Sunday, October 13, 2013

how to look like a hipster

>First and foremost you must get upset at anybody who calls you a hipster. Because even though you are trying to be a hipster, it's not cool to actually be a hipster.
>You must own a pair of glasses that are as big as your face. And since you are only supposed to buy them to look cool they don't even need to be prescription. If you wear contacts just buy the glasses and pop the lenses out because this is the most practical use for glasses.
>During a musical discussion make up band names in order to look like you know the most obscure bands. For example: The Shoulder Devils, Twisted Shower Curtain, Check Out Line, The Purple Mountains Majesties. Feel free to throw these out next time you need them.
>Mention that you did some unheard of activity such as doing yoga in a tree. When people ask about it respond by saying something along the lines of "Oh you haven't done that? it's all the rage in the villages of Guatemala."
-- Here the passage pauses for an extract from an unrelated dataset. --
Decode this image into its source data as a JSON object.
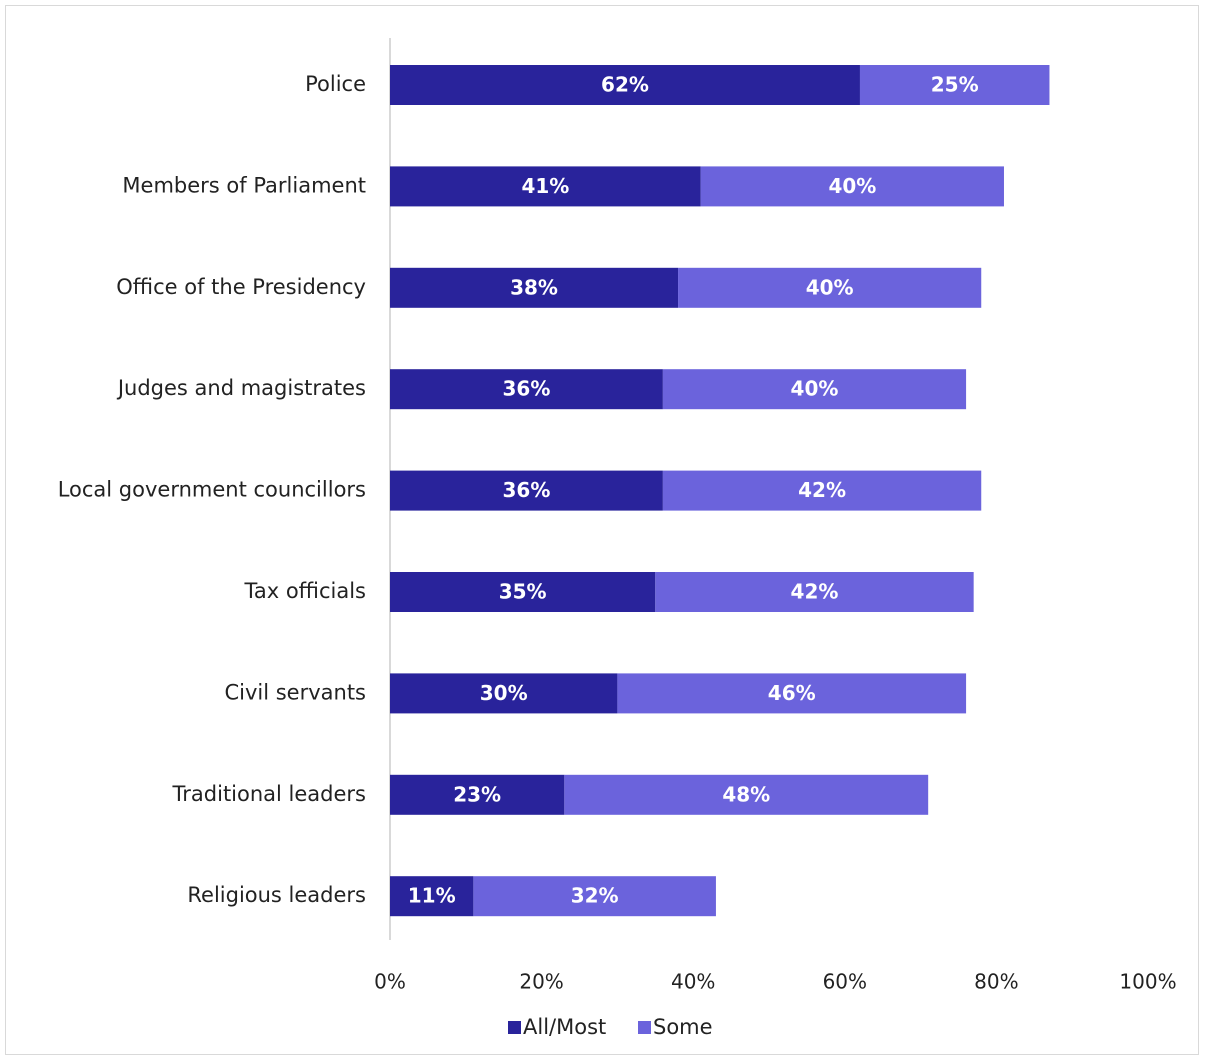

>In reference to fashion, you must layer on different mismatched clothes in order to look like you just rolled out of bed and threw on whatever you could find. Because hipsters don't care about their appearance. So don't look like you tried to hard. (But actually spend like half an hour in this process.)
>Instagram at least five times a day. Try to make them real artsy. Maybe one post could be a picture of a plain white wall. But take the picture at least five times in order to get the right angle. And then hashtag that it took you one time to get that beautiful shot and that there is not even a filter. (Guess how many times it took me to get that lovely up there? Twice. With a filter. But I'm smart enough not to hashtag that.)
>Always. Always. Have a different opinion. Over every single topic. "Oh you call it breakfast? Well I prefer to call it morning nourishment for the soul."